Carol Baffi-Dugan, Associate Dean of Undergraduate Advising and Director for Health Professions Advising at Tufts University
One thing is true of all my premed students who are successful — they study hard! But they also study smart. Almost all of them realize the value of working with a study buddy or a small study group. That is not to say that you never study alone; you need to do work on your own as well. But working with a partner or small group has several benefits. Because the group comes together to discuss the material, it provides a level of accountability for each member, since you must come prepared and read the material in advance or do the problem sets. Further, when you study with someone else, you not only read the material, but you speak it out loud and hear it. You may be able to explain something to them that they don’t understand and vice versa. Also, you can come prepared with tough potential test questions you have written on the material and they can do likewise as you exchange questions.
Besides this being a great approach to studying, the thing I like best is that I see my students beginning to understand the great value of teamwork, a skill they will need to be successful physicians.

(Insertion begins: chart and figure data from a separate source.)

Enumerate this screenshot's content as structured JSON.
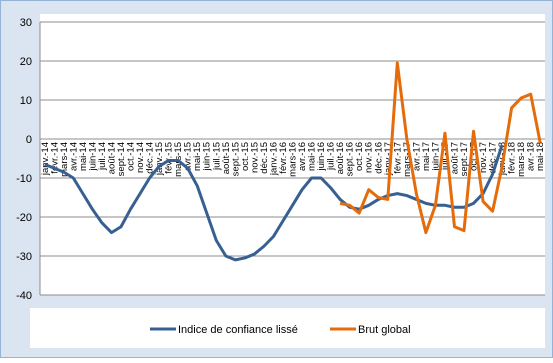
{
  "chart_data": {
    "type": "line",
    "categories": [
      "janv.-14",
      "févr.-14",
      "mars-14",
      "avr.-14",
      "mai-14",
      "juin-14",
      "juil.-14",
      "août-14",
      "sept.-14",
      "oct.-14",
      "nov.-14",
      "déc.-14",
      "janv.-15",
      "févr.-15",
      "mars-15",
      "avr.-15",
      "mai-15",
      "juin-15",
      "juil.-15",
      "août-15",
      "sept.-15",
      "oct.-15",
      "nov.-15",
      "déc.-15",
      "janv.-16",
      "févr.-16",
      "mars-16",
      "avr.-16",
      "mai-16",
      "juin-16",
      "juil.-16",
      "août-16",
      "sept.-16",
      "oct.-16",
      "nov.-16",
      "déc.-16",
      "janv.-17",
      "févr.-17",
      "mars-17",
      "avr.-17",
      "mai-17",
      "juin-17",
      "juil.-17",
      "août-17",
      "sept.-17",
      "oct.-17",
      "nov.-17",
      "déc.-17",
      "janv.-18",
      "févr.-18",
      "mars-18",
      "avr.-18",
      "mai-18"
    ],
    "series": [
      {
        "name": "Indice de confiance lissé",
        "color": "#376092",
        "values": [
          -6.5,
          -7.5,
          -8.5,
          -10,
          -14,
          -18,
          -21.5,
          -24,
          -22.5,
          -18,
          -14,
          -10,
          -7,
          -5.5,
          -5.5,
          -7.5,
          -12,
          -19,
          -26,
          -30,
          -31,
          -30.5,
          -29.5,
          -27.5,
          -25,
          -21,
          -17,
          -13,
          -10,
          -10,
          -12.5,
          -15.5,
          -17.5,
          -18,
          -17,
          -15.5,
          -14.5,
          -14,
          -14.5,
          -15.5,
          -16.5,
          -17,
          -17,
          -17.5,
          -17.5,
          -16.5,
          -14,
          -9,
          -1.5,
          null,
          null,
          null,
          null
        ]
      },
      {
        "name": "Brut global",
        "color": "#e46c0a",
        "values": [
          null,
          null,
          null,
          null,
          null,
          null,
          null,
          null,
          null,
          null,
          null,
          null,
          null,
          null,
          null,
          null,
          null,
          null,
          null,
          null,
          null,
          null,
          null,
          null,
          null,
          null,
          null,
          null,
          null,
          null,
          null,
          -16.5,
          -17,
          -19,
          -13,
          -15,
          -15.5,
          19.5,
          0,
          -14,
          -24,
          -17,
          1.5,
          -22.5,
          -23.5,
          2,
          -16,
          -18.5,
          -7,
          8,
          10.5,
          11.5,
          -1
        ]
      }
    ],
    "ylim": [
      -40,
      30
    ],
    "yticks": [
      -40,
      -30,
      -20,
      -10,
      0,
      10,
      20,
      30
    ],
    "grid": true,
    "legend": "bottom"
  }
}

Julie Chanatry, Chairperson of the Health Sciences Advisory Committee and Chemistry Instructor at Colgate University
My successful students quickly recognized that what worked for them in high school very often does not work for them in college. Using time efficiently and taking care of their health play a large part in their academic success.

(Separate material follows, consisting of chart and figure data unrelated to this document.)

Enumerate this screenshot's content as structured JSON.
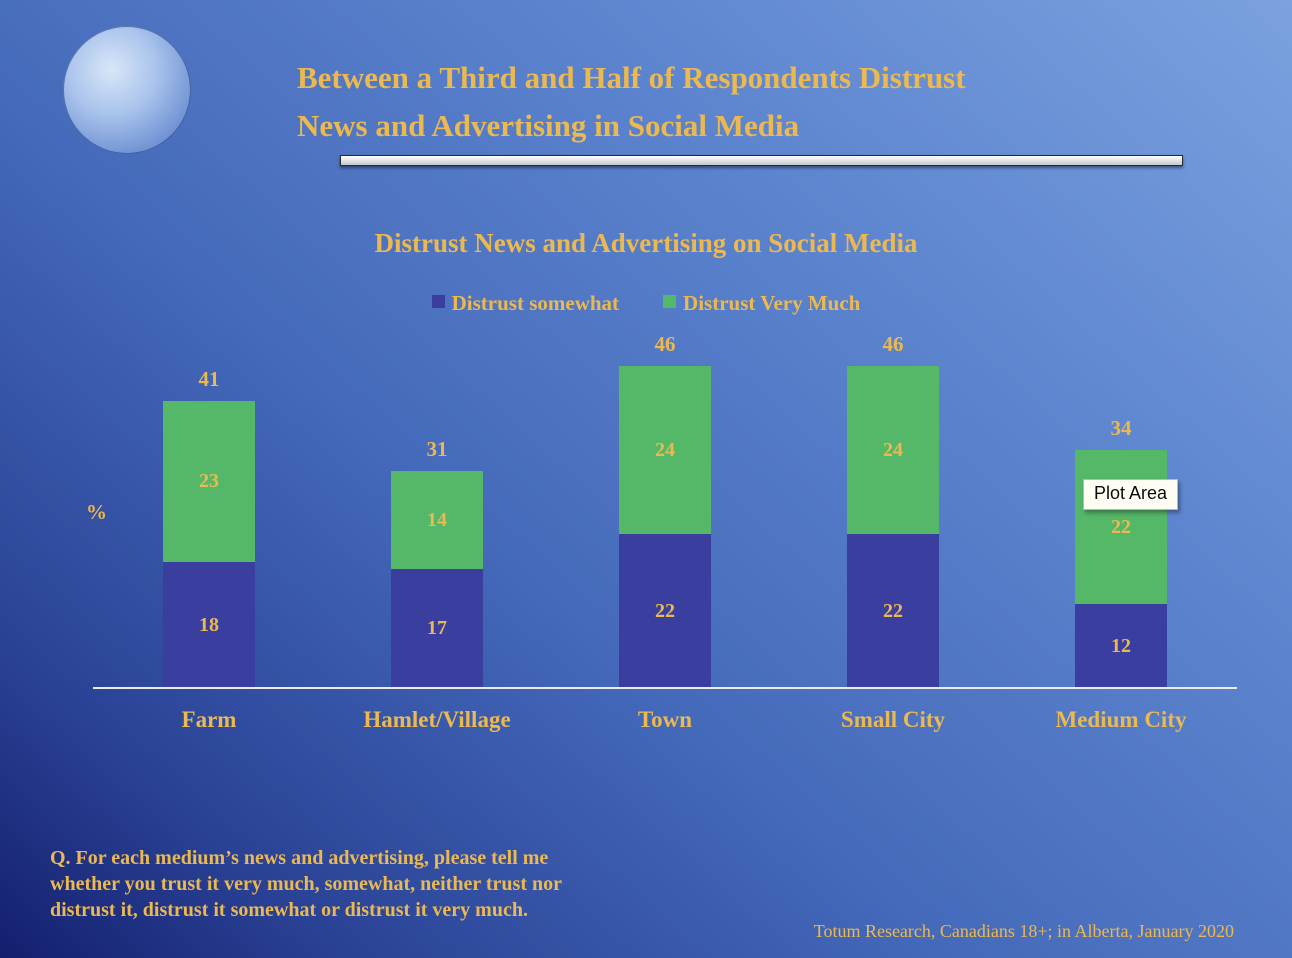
{
  "slide": {
    "title_lines": [
      "Between a Third and Half of Respondents Distrust",
      "News and Advertising in Social Media"
    ],
    "tooltip": "Plot Area",
    "question_lines": [
      "Q. For each medium’s news and advertising, please tell me",
      "whether you trust it very much, somewhat, neither trust nor",
      "distrust it, distrust it somewhat or distrust it very much."
    ],
    "source": "Totum Research, Canadians 18+; in Alberta, January 2020"
  },
  "chart_data": {
    "type": "bar",
    "stacked": true,
    "title": "Distrust News and Advertising on Social Media",
    "categories": [
      "Farm",
      "Hamlet/Village",
      "Town",
      "Small City",
      "Medium City"
    ],
    "series": [
      {
        "name": "Distrust somewhat",
        "color": "#3a3e9e",
        "values": [
          18,
          17,
          22,
          22,
          12
        ]
      },
      {
        "name": "Distrust Very Much",
        "color": "#55b869",
        "values": [
          23,
          14,
          24,
          24,
          22
        ]
      }
    ],
    "totals": [
      41,
      31,
      46,
      46,
      34
    ],
    "xlabel": "",
    "ylabel": "%",
    "ylim": [
      0,
      50
    ],
    "legend_position": "top",
    "value_labels": "inside",
    "colors": {
      "label_text": "#ecb950",
      "axis_line": "#eceae6",
      "background_top": "#7ba1de",
      "background_bottom": "#141f6e"
    }
  }
}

Staying healthy is an obvious but often neglected factor that helps foster success. That means making sure that one is getting enough sleep and exercise and eating a balanced diet. When we’re sleepy, it negatively affects focus, attention, and concentration, so being well rested can enhance academic performance. To achieve adequate sleep, students that are successful keep a regular study schedule — they don’t disrupt their sleep pattern by “cramming” late into the night. They tend to turn off their electronics earlier in the evening (at least 60 minutes before they want to go to sleep) and they also eliminate or cut down on caffeine, particularly three to five hours before they want to fall asleep. Successful students consistently report that good time management and taking care of their health have played a large part in their academic success.
Kirsten Peterson, Director of Pre-Professional Studies and Instructor in Global Health Studies, Allegheny College:
Polling my most successful students about their study skills, I found that their habits fell into three categories: reading, reviewing, and requesting help.
- Reading: Read the book, even if it is optional, and even if specific pages are not assigned. The book will present material in a different manner from the professor. Thus, you get a slightly different explanation of the concepts and additional examples to illustrate points. Take advantage of the practice problems and review questions. If you cannot do a problem, you can pinpoint an area in which you need help. Internet resources such as the Khan Academy can also be useful.
- Reviewing: Rewriting notes and making a study guide before tests are two excellent methods of study. For kinesthetic learners, the sheer act of rewriting notes can embed information. Any type of learner, however, will benefit from putting lecture notes into their own words. Doing so will point out the concepts that are not clear. There are many ways to take notes, but one way that is especially effective is the Cornell Notes system. Further, making a study guide, preferably well in advance of a test, helps you organize ideas into ways that make the most sense to you. And try to make connections to other courses. Connections anchor information that, in isolation, might be forgotten quickly.
- Requesting help: No one can know everything. Ask questions. Go to professors’ office hours. Talk to TAs and tutors. Study with a trusted peer or small group. Explain concepts to another person. If you can explain it, you probably understand it well. If not, then you have discovered an area to review. Try to be specific in your needs. Which step in a mechanism, for example, does not make sense? Talking to professors has the added benefit of helping them get to know you.